V. R. : Oui, à différents niveaux. Tout d’abord, comme celles d’un adulte, les oreilles d’un enfant sont fragiles et ce, d’autant plus que plus les enfants sont jeunes, et moins ils sont en capacité de se protéger et d’agir par eux-mêmes sur un bruit potentiellement dangereux. Ensuite, le bruit a une influence sur le sommeil de l’enfant : lorsque qu’un enfant a passé sa journée dans un endroit bruyant, son organisme a accumulé cette énergie sonore. Cela a pour conséquence, même si l’enfant se couche ensuite dans un endroit calme, de retarder le moment de l’endormissement. De plus, c’est une idée reçue de penser qu’il est bon pour un enfant d’apprendre à s’endormir dans le bruit. Télévision et home cinéma, fêtes, aspirateur… Le cerveau enregistre tous ces bruits, qui dégradent la qualité du sommeil de l’enfant : stress, mauvaise humeur, réveils plus fréquents, changement de rythme dans les stades du sommeil… Or, le sommeil est très important, car il permet à l’enfant de se construire et de grandir. Si le sommeil est perturbé de manière récurrente, c’est toute la croissance de l’enfant qui peut l’être aussi. Enfin, à plus long terme, l’exposition à un environnement sonore élevé (comme par exemple les bruits routiers) peut entraîner des maladies cardio-vasculaires et des problèmes de tension à l’âge adulte.

 

Quelle attitude doivent adopter les parents ?
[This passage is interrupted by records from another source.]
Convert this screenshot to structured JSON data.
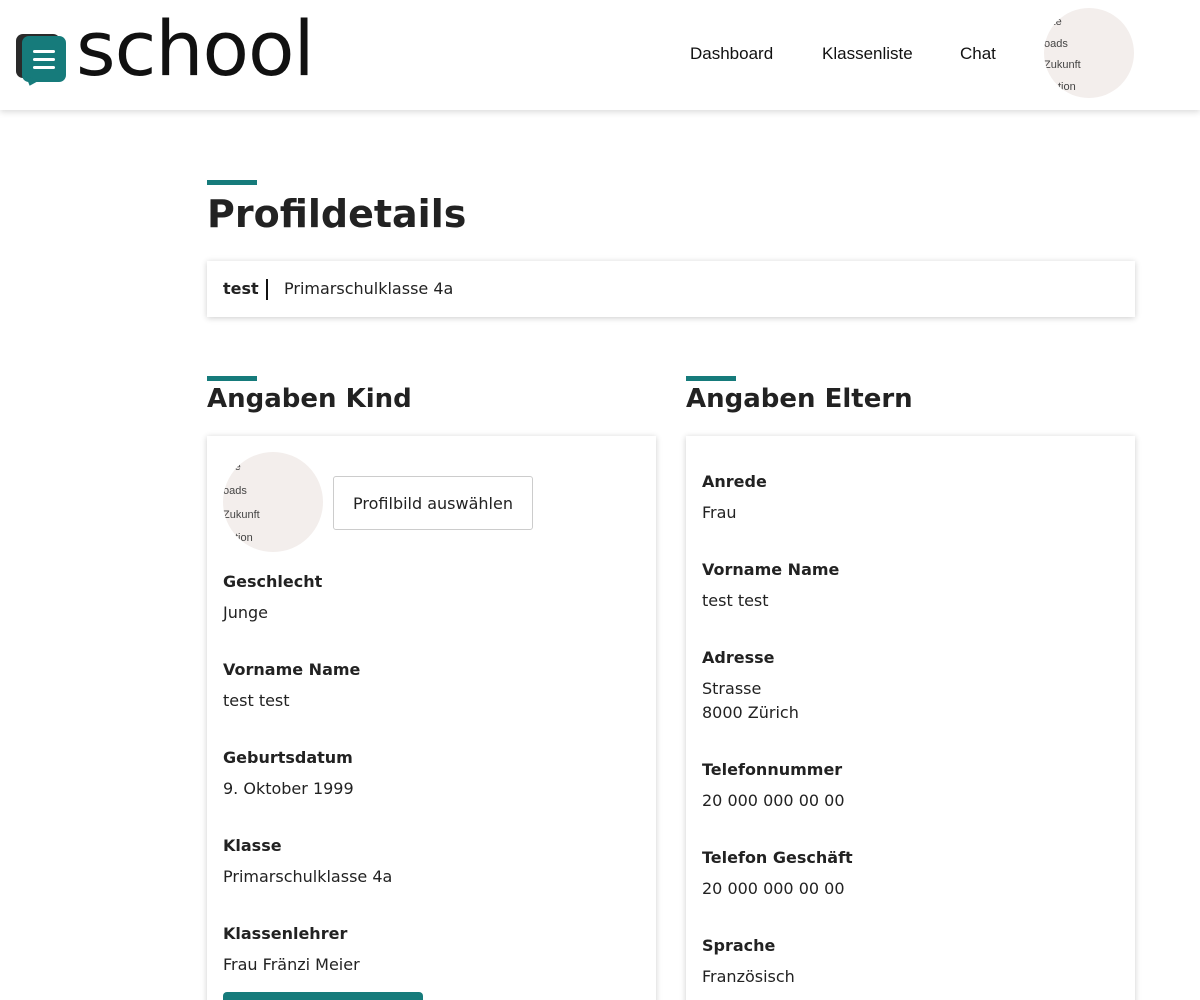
{
  "header": {
    "brand": "school",
    "nav": [
      {
        "label": "Dashboard"
      },
      {
        "label": "Klassenliste"
      },
      {
        "label": "Chat"
      }
    ],
    "avatar_text": [
      "inte",
      "oads",
      "Zukunft",
      "tion"
    ]
  },
  "page": {
    "title": "Profildetails"
  },
  "summary": {
    "name": "test",
    "class": "Primarschulklasse 4a"
  },
  "kind": {
    "title": "Angaben Kind",
    "avatar_text": [
      "inte",
      "oads",
      "Zukunft",
      "tion"
    ],
    "upload_label": "Profilbild auswählen",
    "fields": [
      {
        "label": "Geschlecht",
        "value": "Junge"
      },
      {
        "label": "Vorname Name",
        "value": "test test"
      },
      {
        "label": "Geburtsdatum",
        "value": "9. Oktober 1999"
      },
      {
        "label": "Klasse",
        "value": "Primarschulklasse 4a"
      },
      {
        "label": "Klassenlehrer",
        "value": "Frau Fränzi Meier"
      }
    ]
  },
  "eltern": {
    "title": "Angaben Eltern",
    "fields": [
      {
        "label": "Anrede",
        "value": "Frau"
      },
      {
        "label": "Vorname Name",
        "value": "test test"
      },
      {
        "label": "Adresse",
        "value": "Strasse",
        "value2": "8000 Zürich"
      },
      {
        "label": "Telefonnummer",
        "value": "20 000 000 00 00"
      },
      {
        "label": "Telefon Geschäft",
        "value": "20 000 000 00 00"
      },
      {
        "label": "Sprache",
        "value": "Französisch"
      }
    ]
  },
  "colors": {
    "accent": "#167b7b",
    "avatar_bg": "#f3eeec"
  },
  "icons": {
    "logo": "chat-bubbles-menu-icon"
  }
}
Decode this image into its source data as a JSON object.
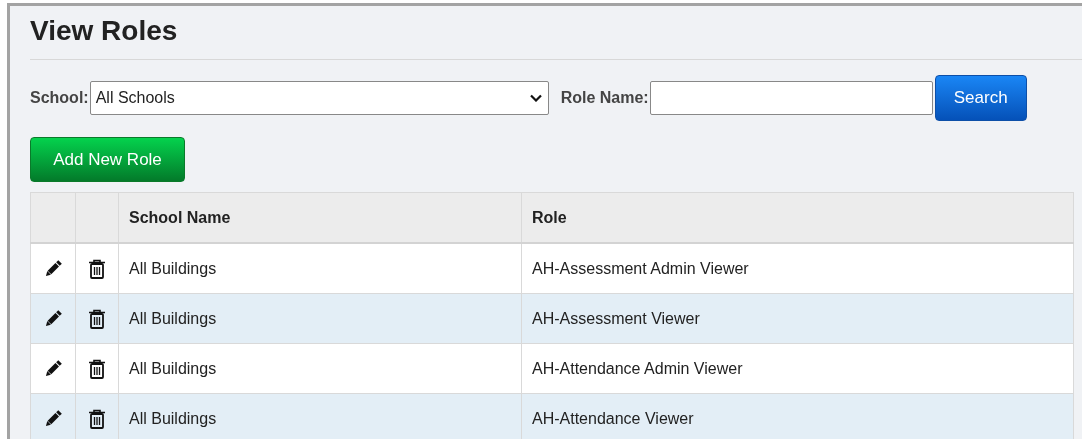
{
  "title": "View Roles",
  "filters": {
    "school_label": "School:",
    "school_value": "All Schools",
    "role_label": "Role Name:",
    "search_button": "Search"
  },
  "add_button": "Add New Role",
  "table": {
    "columns": [
      "School Name",
      "Role"
    ],
    "rows": [
      {
        "school": "All Buildings",
        "role": "AH-Assessment Admin Viewer"
      },
      {
        "school": "All Buildings",
        "role": "AH-Assessment Viewer"
      },
      {
        "school": "All Buildings",
        "role": "AH-Attendance Admin Viewer"
      },
      {
        "school": "All Buildings",
        "role": "AH-Attendance Viewer"
      }
    ]
  }
}
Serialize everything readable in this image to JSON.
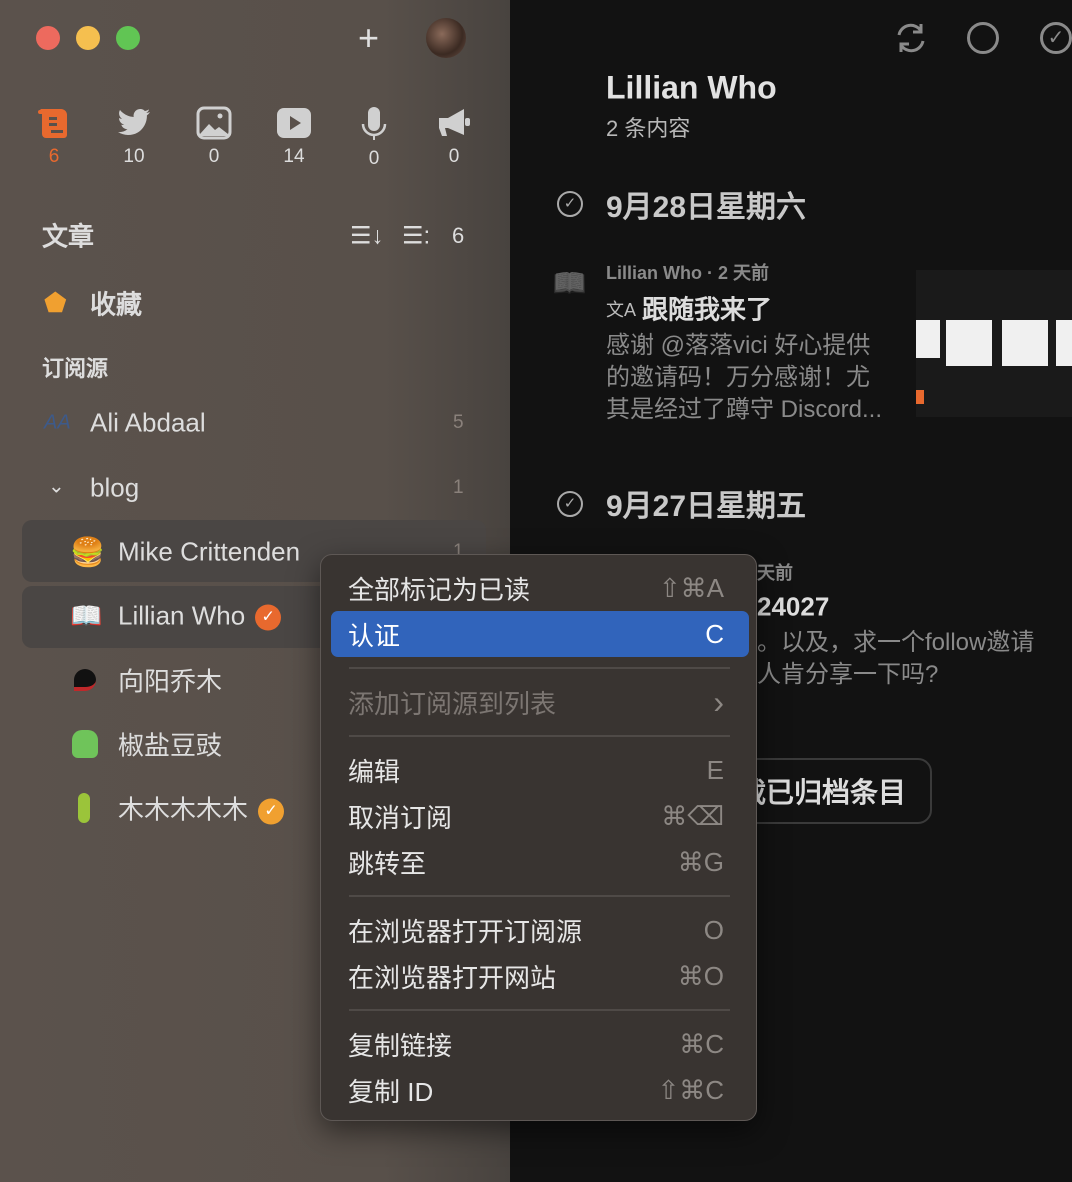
{
  "window": {
    "colors": {
      "close": "#ed6a5e",
      "minimize": "#f5bf4f",
      "zoom": "#61c554",
      "accent": "#e8692e",
      "highlight": "#3164bb"
    }
  },
  "sidebar": {
    "categories": [
      {
        "icon": "article-scroll-icon",
        "count": "6",
        "active": true
      },
      {
        "icon": "twitter-bird-icon",
        "count": "10"
      },
      {
        "icon": "image-icon",
        "count": "0"
      },
      {
        "icon": "video-play-icon",
        "count": "14"
      },
      {
        "icon": "microphone-icon",
        "count": "0"
      },
      {
        "icon": "megaphone-icon",
        "count": "0"
      }
    ],
    "section_title": "文章",
    "unread_count": "6",
    "favorites": "收藏",
    "subscriptions_title": "订阅源",
    "feeds": [
      {
        "name": "Ali Abdaal",
        "count": "5"
      },
      {
        "name": "blog",
        "count": "1"
      },
      {
        "name": "Mike Crittenden",
        "count": "1"
      },
      {
        "name": "Lillian Who",
        "verified": true
      },
      {
        "name": "向阳乔木"
      },
      {
        "name": "椒盐豆豉"
      },
      {
        "name": "木木木木木",
        "verified": true
      }
    ]
  },
  "menu": {
    "items": [
      {
        "label": "全部标记为已读",
        "shortcut": "⇧⌘A"
      },
      {
        "label": "认证",
        "shortcut": "C",
        "highlighted": true
      },
      {
        "label": "添加订阅源到列表",
        "shortcut": "›",
        "disabled": true
      },
      {
        "label": "编辑",
        "shortcut": "E"
      },
      {
        "label": "取消订阅",
        "shortcut": "⌘⌫"
      },
      {
        "label": "跳转至",
        "shortcut": "⌘G"
      },
      {
        "label": "在浏览器打开订阅源",
        "shortcut": "O"
      },
      {
        "label": "在浏览器打开网站",
        "shortcut": "⌘O"
      },
      {
        "label": "复制链接",
        "shortcut": "⌘C"
      },
      {
        "label": "复制 ID",
        "shortcut": "⇧⌘C"
      }
    ]
  },
  "main": {
    "title": "Lillian Who",
    "subtitle": "2 条内容",
    "groups": [
      {
        "date": "9月28日星期六",
        "entry": {
          "meta": "Lillian Who · 2 天前",
          "title": "跟随我来了",
          "lines": [
            "感谢 @落落vici 好心提供",
            "的邀请码！万分感谢！尤",
            "其是经过了蹲守 Discord..."
          ]
        }
      },
      {
        "date": "9月27日星期五",
        "entry": {
          "meta": "天前",
          "title": "24027",
          "lines": [
            "。以及，求一个follow邀请",
            "人肯分享一下吗?"
          ]
        }
      }
    ],
    "load_archived": "加载已归档条目"
  }
}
V. R. : L’environnement sonore des enfants est de plus en plus bruyant, dans la mesure où le nôtre l’est également. Dans un premier temps, cela revient donc à nous, adultes, de préserver leurs oreilles, S’en s’empêcher de vivre, il faut essayer, le plus possible d’atténuer les niveaux sonores. Mais la stimulation sonore aussi est importante : la variété des sons permet à l’enfant de se développer et d’appréhender son environnement, car ils sont intimement liés aux émotions.

 

Propos recueillis par Delphine Soury

 

Le site du CIDB

Une oreille en devenir

A la naissance, l’oreille du nourrisson est complète. En revanche, la partie du cerveau qui traite l’information sonore est encore en développement et ce n’est qu’entre 4 et 8 ans que tous les centres auditifs y seront achevés. Pour cette raison, il faut attendre l’âge de 5 ans avant que l’enfant entende certaines fréquences aigues, et même 10 ans pour certaines fréquences graves. Mais cela dépend aussi de chaque personne.